Eletrônica traz leveza aos pesados

PEDRO KUTNEY, AB | De Aachen (Alemanha) / Automotive Business

Bitrem de 25 metros pode ser manobrado com a ponta do dedo em um tablet

operação de manobrar carretas longas em espaços apertados traz estresse ao motorista e riscos de danos. Não mais após uma boa dose da sempre criativa engenharia automotiva alemã. Quem visitar o próximo Salão de Veículos Comerciais de Hannover (o IAA Nutzfahrzeuge), na Alemanha, poderá manobrar como se fosse um videogame um enorme conjunto biarticulado de cavalo mecânico e bitrem, de pouco mais de 25 metros de comprimento e 40 toneladas de carga. Tudo por controle remoto, ao simples toque do dedo indicador sobre um tablet. E sem emitir gases de escape, pois a manobra é impulsionada por motor elétrico acoplado à transmissão. 

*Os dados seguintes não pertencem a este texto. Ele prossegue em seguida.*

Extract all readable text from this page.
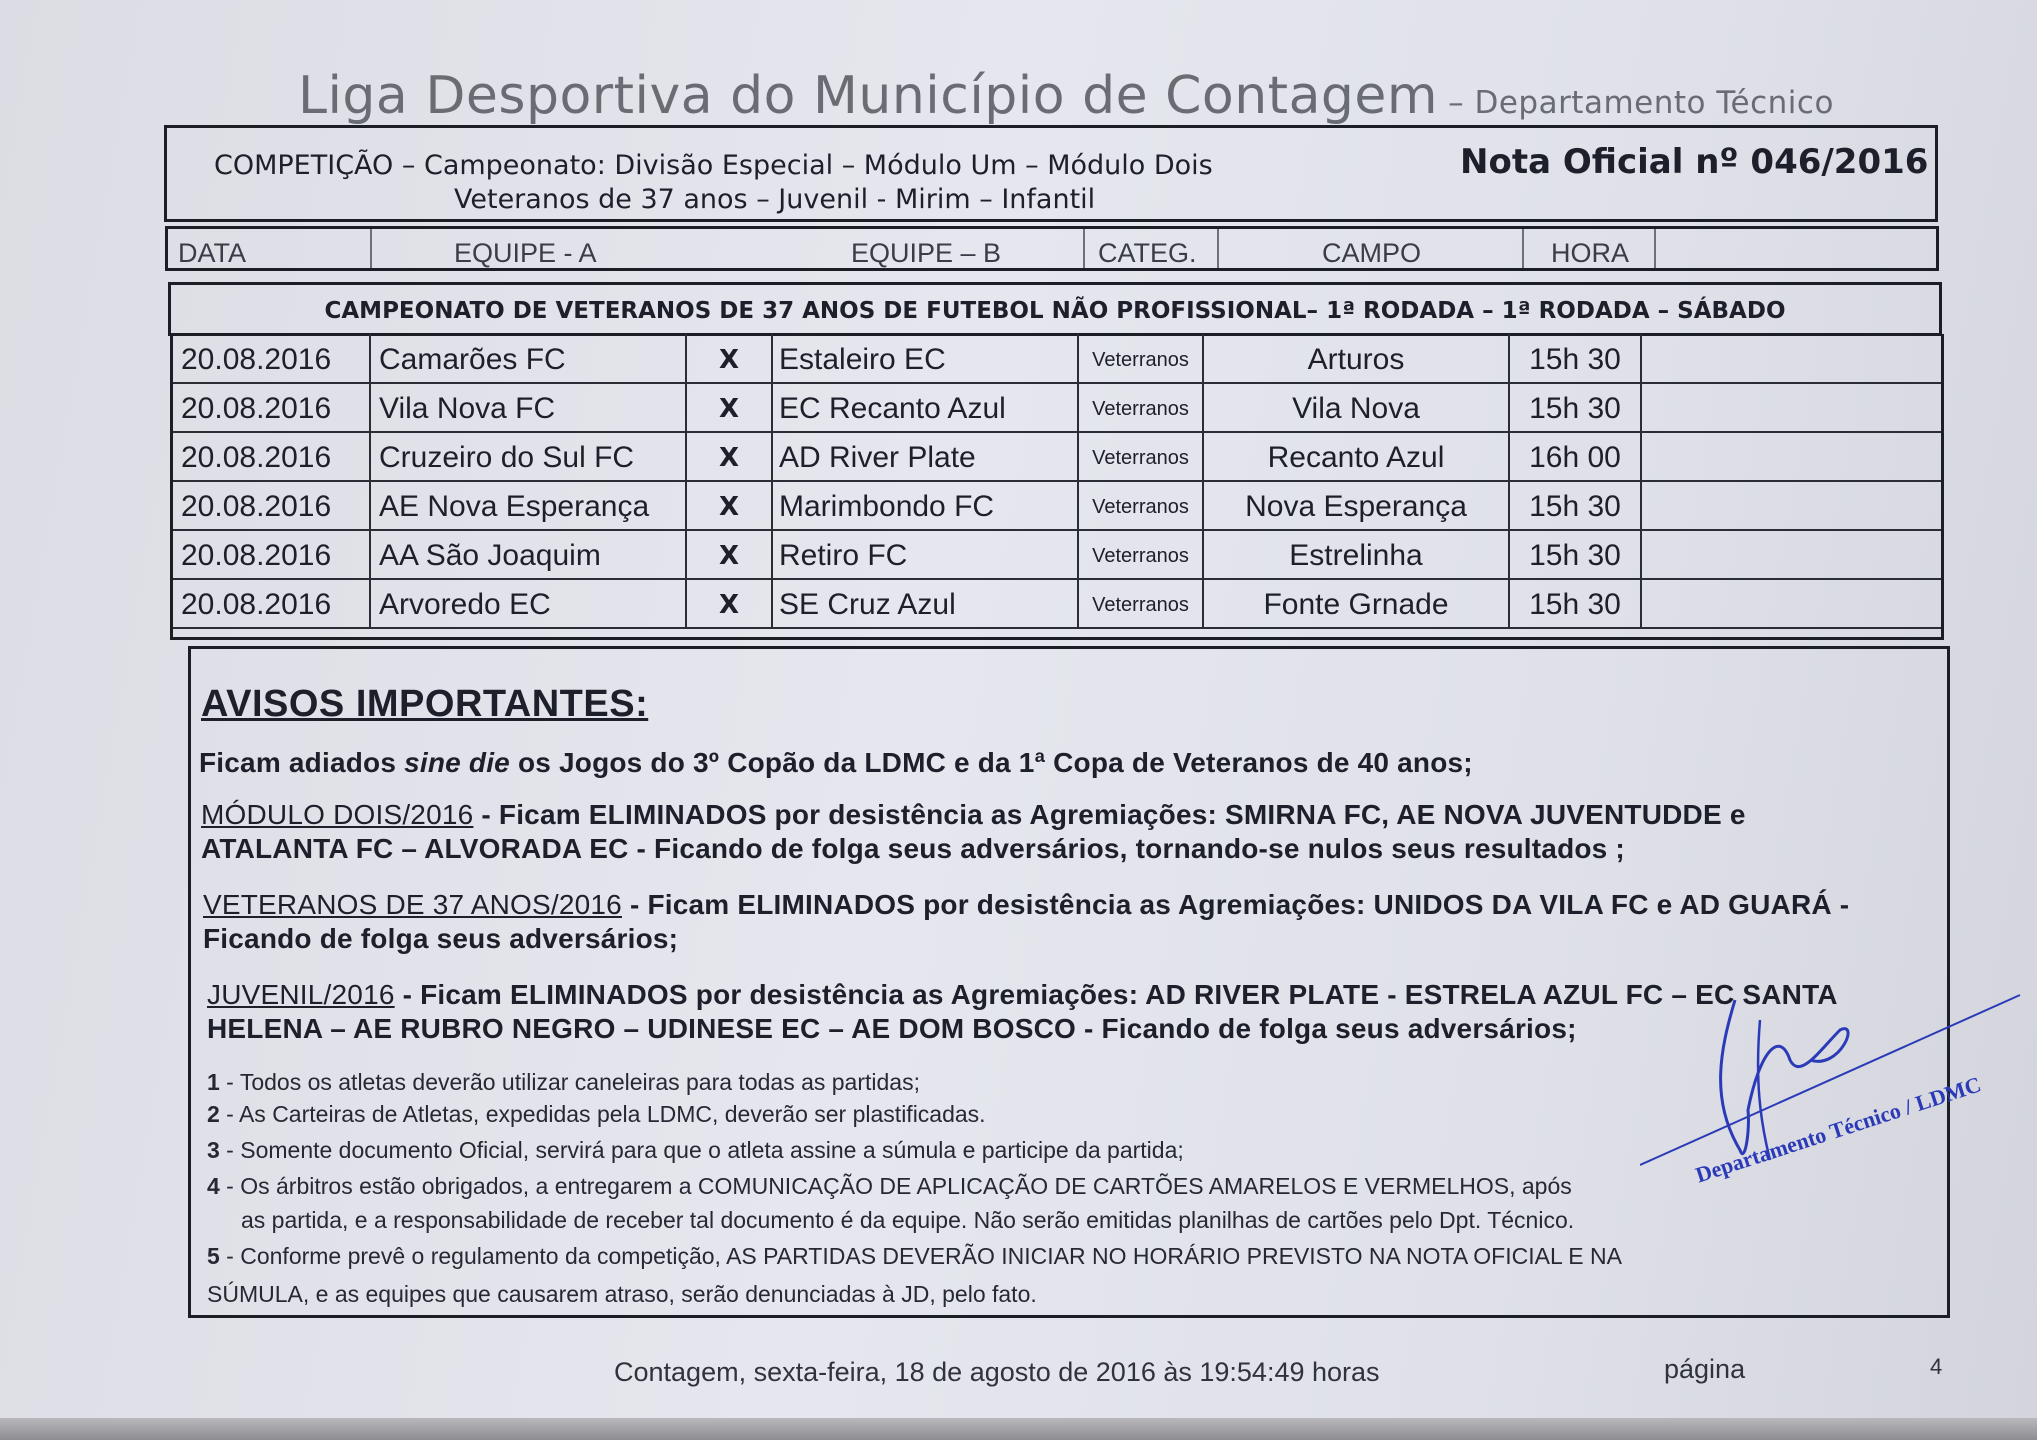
Liga Desportiva do Município de Contagem – Departamento Técnico
COMPETIÇÃO – Campeonato: Divisão Especial – Módulo Um – Módulo Dois
Veteranos de 37 anos – Juvenil - Mirim – Infantil
Nota Oficial nº 046/2016
DATA	EQUIPE - A	EQUIPE – B	CATEG.	CAMPO	HORA
CAMPEONATO DE VETERANOS DE 37 ANOS DE FUTEBOL NÃO PROFISSIONAL– 1ª RODADA – 1ª RODADA – SÁBADO
20.08.2016 Camarões FC	X	Estaleiro EC	Veterranos	Arturos	15h 30
20.08.2016 Vila Nova FC	X	EC Recanto Azul	Veterranos	Vila Nova	15h 30
20.08.2016 Cruzeiro do Sul FC	X	AD River Plate	Veterranos	Recanto Azul	16h 00
20.08.2016 AE Nova Esperança	X	Marimbondo FC	Veterranos	Nova Esperança	15h 30
20.08.2016 AA São Joaquim	X	Retiro FC	Veterranos	Estrelinha	15h 30
20.08.2016 Arvoredo EC	X	SE Cruz Azul	Veterranos	Fonte Grnade	15h 30
AVISOS IMPORTANTES:
Ficam adiados sine die os Jogos do 3º Copão da LDMC e da 1ª Copa de Veteranos de 40 anos;
MÓDULO DOIS/2016 - Ficam ELIMINADOS por desistência as Agremiações: SMIRNA FC, AE NOVA JUVENTUDDE e
ATALANTA FC – ALVORADA EC - Ficando de folga seus adversários, tornando-se nulos seus resultados ;
VETERANOS DE 37 ANOS/2016 - Ficam ELIMINADOS por desistência as Agremiações: UNIDOS DA VILA FC e AD GUARÁ -
Ficando de folga seus adversários;
JUVENIL/2016 - Ficam ELIMINADOS por desistência as Agremiações: AD RIVER PLATE - ESTRELA AZUL FC – EC SANTA
HELENA – AE RUBRO NEGRO – UDINESE EC – AE DOM BOSCO - Ficando de folga seus adversários;
1 - Todos os atletas deverão utilizar caneleiras para todas as partidas;
2 - As Carteiras de Atletas, expedidas pela LDMC, deverão ser plastificadas.
3 - Somente documento Oficial, servirá para que o atleta assine a súmula e participe da partida;
4 - Os árbitros estão obrigados, a entregarem a COMUNICAÇÃO DE APLICAÇÃO DE CARTÕES AMARELOS E VERMELHOS, após
as partida, e a responsabilidade de receber tal documento é da equipe. Não serão emitidas planilhas de cartões pelo Dpt. Técnico.
5 - Conforme prevê o regulamento da competição, AS PARTIDAS DEVERÃO INICIAR NO HORÁRIO PREVISTO NA NOTA OFICIAL E NA
SÚMULA, e as equipes que causarem atraso, serão denunciadas à JD, pelo fato.
Departamento Técnico / LDMC
Contagem, sexta-feira, 18 de agosto de 2016 às 19:54:49 horas	página	4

A invenção é da ZF, que aplicou em um caminhão híbrido protótipo uma série de novas tecnologias que permite o atrevimento futurístico. Mais do que demonstração lúdica, a intervenção revela o alto potencial da eletrônica para tornar veículos pesados mais leves de dirigir do que um quadriciclo, além de trazer maior segurança e economia de combustível. 

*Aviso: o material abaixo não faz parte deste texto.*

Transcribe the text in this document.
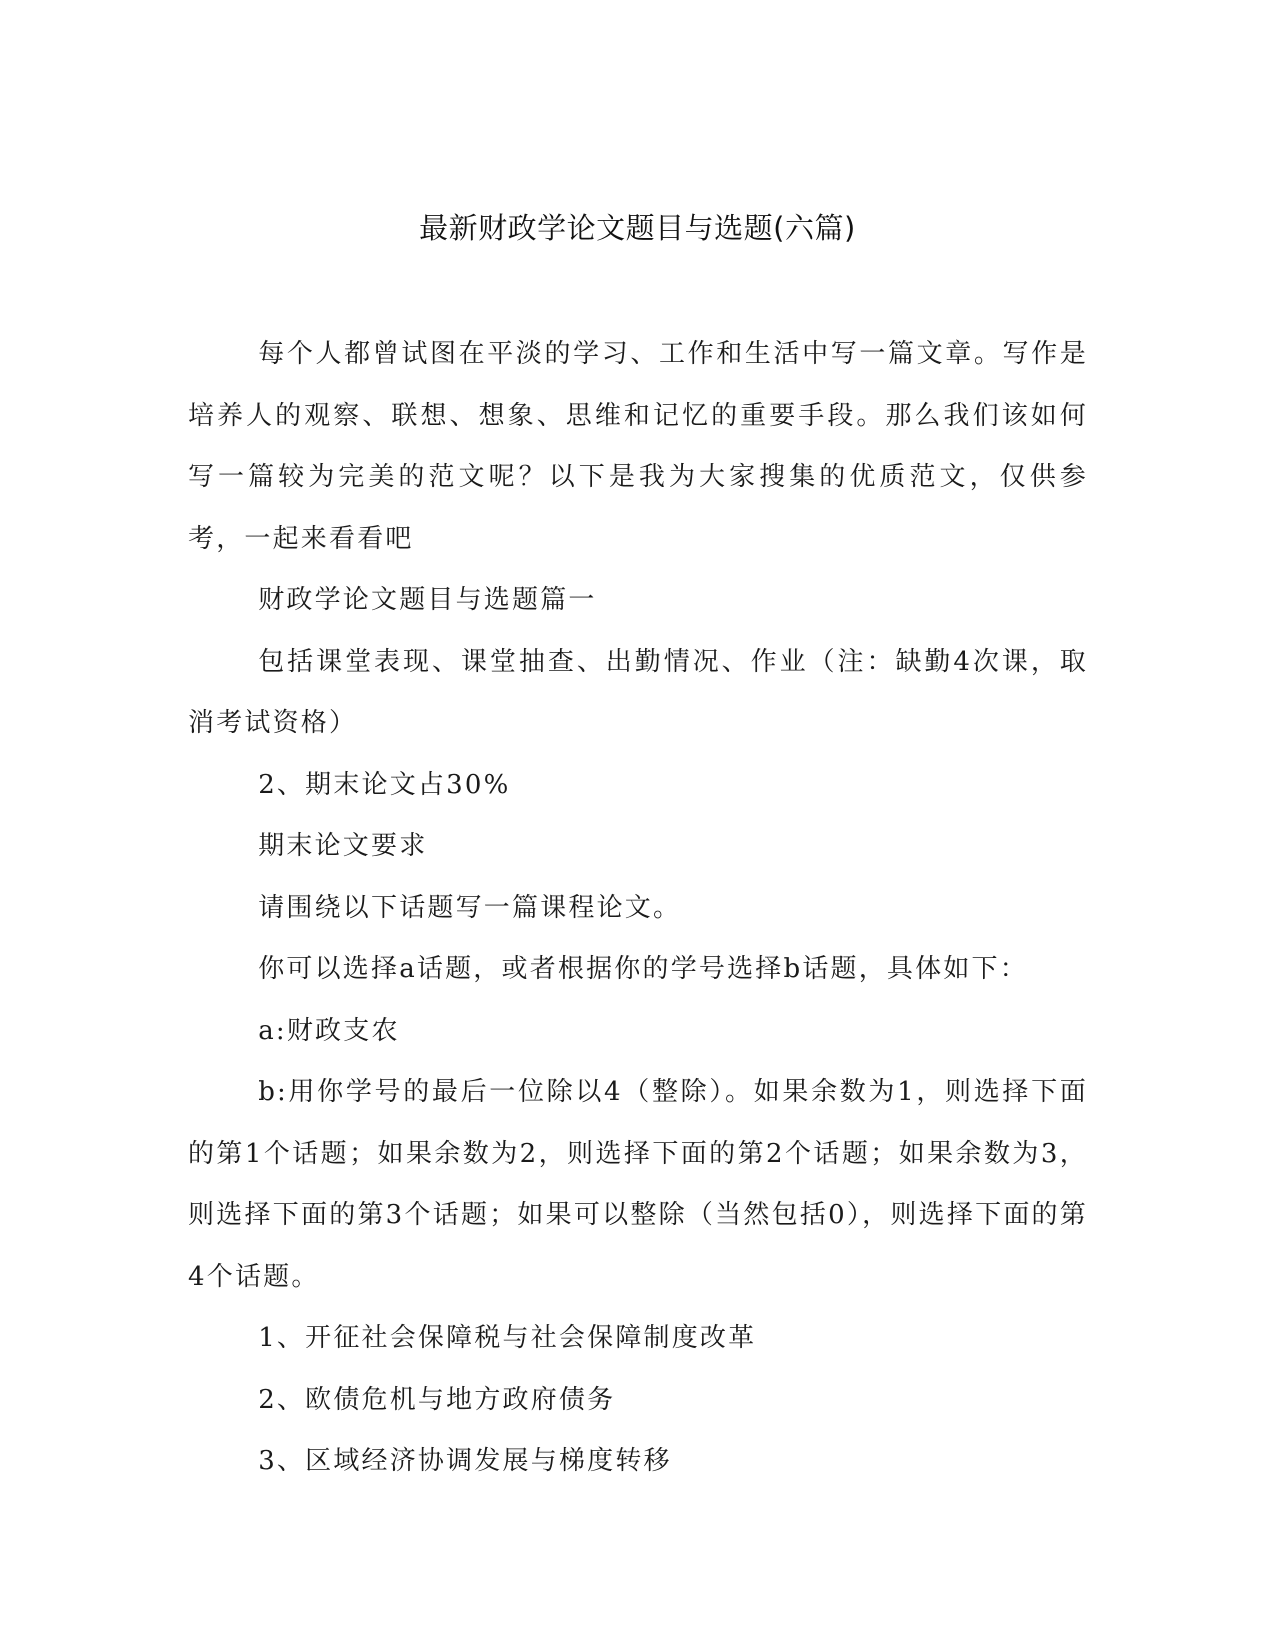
最新财政学论文题目与选题(六篇)

每个人都曾试图在平淡的学习、工作和生活中写一篇文章。写作是培养人的观察、联想、想象、思维和记忆的重要手段。那么我们该如何写一篇较为完美的范文呢？以下是我为大家搜集的优质范文，仅供参考，一起来看看吧

财政学论文题目与选题篇一

包括课堂表现、课堂抽查、出勤情况、作业（注：缺勤4次课，取消考试资格）

2、期末论文占30%

期末论文要求

请围绕以下话题写一篇课程论文。

你可以选择a话题，或者根据你的学号选择b话题，具体如下：

a:财政支农

b:用你学号的最后一位除以4（整除）。如果余数为1，则选择下面的第1个话题；如果余数为2，则选择下面的第2个话题；如果余数为3，则选择下面的第3个话题；如果可以整除（当然包括0），则选择下面的第4个话题。

1、开征社会保障税与社会保障制度改革

2、欧债危机与地方政府债务

3、区域经济协调发展与梯度转移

A ZF mostrou seus mais novos sistemas para veículos comerciais no início de julho em um campo de provas na pequena Aachen, cidade sede do império de Carlos Magno na Idade Média, no Oeste da Alemanha, ao lado da fronteira com a Holanda, onde algumas dessas tecnologias são desenvolvidas em convênio com a universidade local, referência em engenharia da mobilidade. Trabalhando em conjunto no Innovation Truck ou em separado, os principais destaques são o câmbio automatizado modular TraXon, que funciona tanto em caminhões com propulsão diesel convencional como tem também uma versão que agrega motor elétrico para veículos híbridos; e a direção eletro-hidráulica Servotwin – esta desenvolvida pela ZF Lenksysteme, joint venture em partes iguais da ZF com a Bosch. Tudo com muita inteligência artificial. 

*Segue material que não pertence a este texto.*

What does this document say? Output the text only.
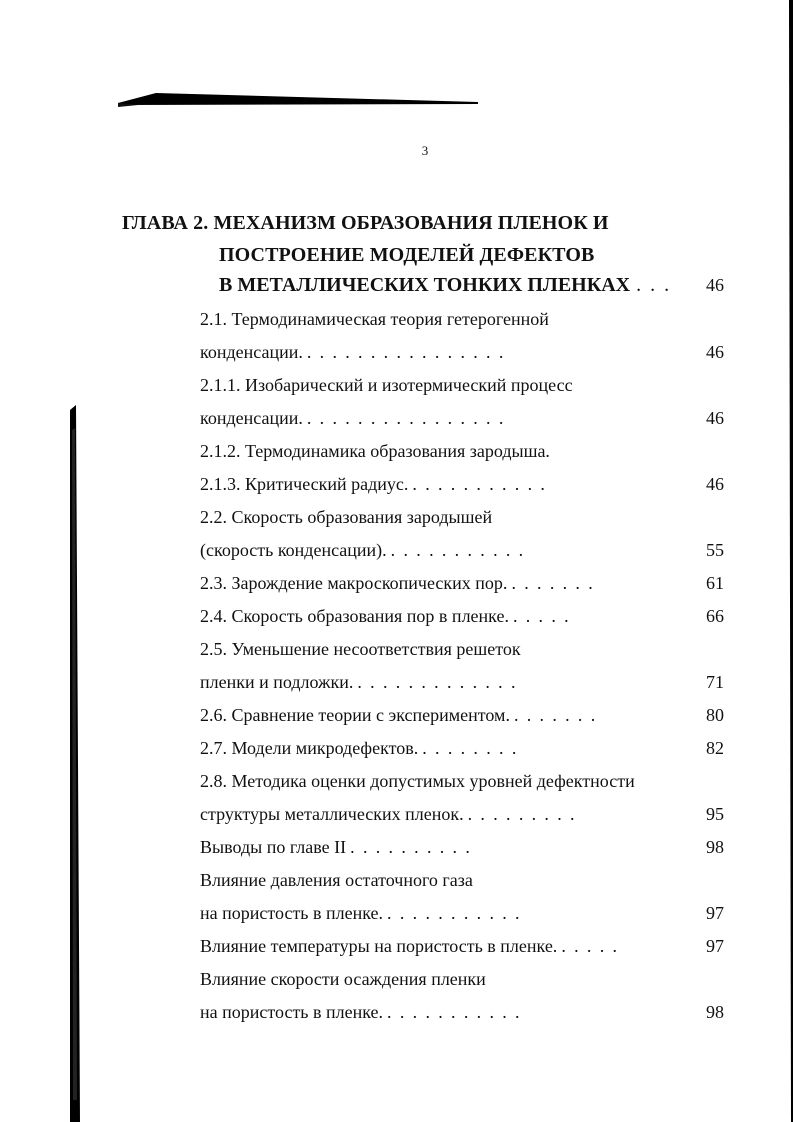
3
ГЛАВА 2. МЕХАНИЗМ ОБРАЗОВАНИЯ ПЛЕНОК И
ПОСТРОЕНИЕ МОДЕЛЕЙ ДЕФЕКТОВ
В МЕТАЛЛИЧЕСКИХ ТОНКИХ ПЛЕНКАХ ... 46
2.1. Термодинамическая теория гетерогенной
конденсации. ................	46
2.1.1. Изобарический и изотермический процесс
конденсации. ................	46
2.1.2. Термодинамика образования зародыша.
2.1.3. Критический радиус. ...........	46
2.2. Скорость образования зародышей
(скорость конденсации). ...........	55
2.3. Зарождение макроскопических пор. .......	61
2.4. Скорость образования пор в пленке. .....	66
2.5. Уменьшение несоответствия решеток
пленки и подложки. .............	71
2.6. Сравнение теории с экспериментом. .......	80
2.7. Модели микродефектов. ........	82
2.8. Методика оценки допустимых уровней дефектности
структуры металлических пленок. .........	95
Выводы по главе II ..........	98
Влияние давления остаточного газа
на пористость в пленке. ...........	97
Влияние температуры на пористость в пленке. .....	97
Влияние скорости осаждения пленки
на пористость в пленке. ...........	98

“A influência dos softwares deve mudar a face da indústria e seus domínios clássicos”, confirma Fredrik Staedtler, vice-presidente executivo sênior da ZF Friedrichafen AG responsável pela divisão de desenvolvimento de tecnologia para veículos comerciais. Ele destaca que os fabricantes de caminhões seguem tendências antagônicas: ao mesmo tempo em que precisam oferecer diferenciações aos clientes que incluem redução do custo de propriedade, robustez, maior eficiência energética e eletrificação do powertrain, também não podem perder de vista a economia de escala. A eletrônica usada na mecânica pesada traz à tona novas possibilidades tecnológicas para atender esses fatores competitivos. “Os fornecedores devem oferecer essa diferenciação e, ao mesmo tempo, colocar diversos fabricantes no mesmo cesto para ganhar escala de produção e reduzir os custos das novas funcionalidades”, avalia. 

INTEGRAÇÃO TECNOLÓGICA 

ZF

Graças à integração de transmissão híbrida com motor elétrico, direção eletro-hidráulica e sistema de telemática (direita), o motorista pode comandar a manobra do caminhão do lado de fora da cabine, por meio de um tablet (esquerda), onde ele vê imagens das câmeras, escolhe se quer ir para frente ou para trás e dirige a carreta com o dedo indicador na tela (no centro).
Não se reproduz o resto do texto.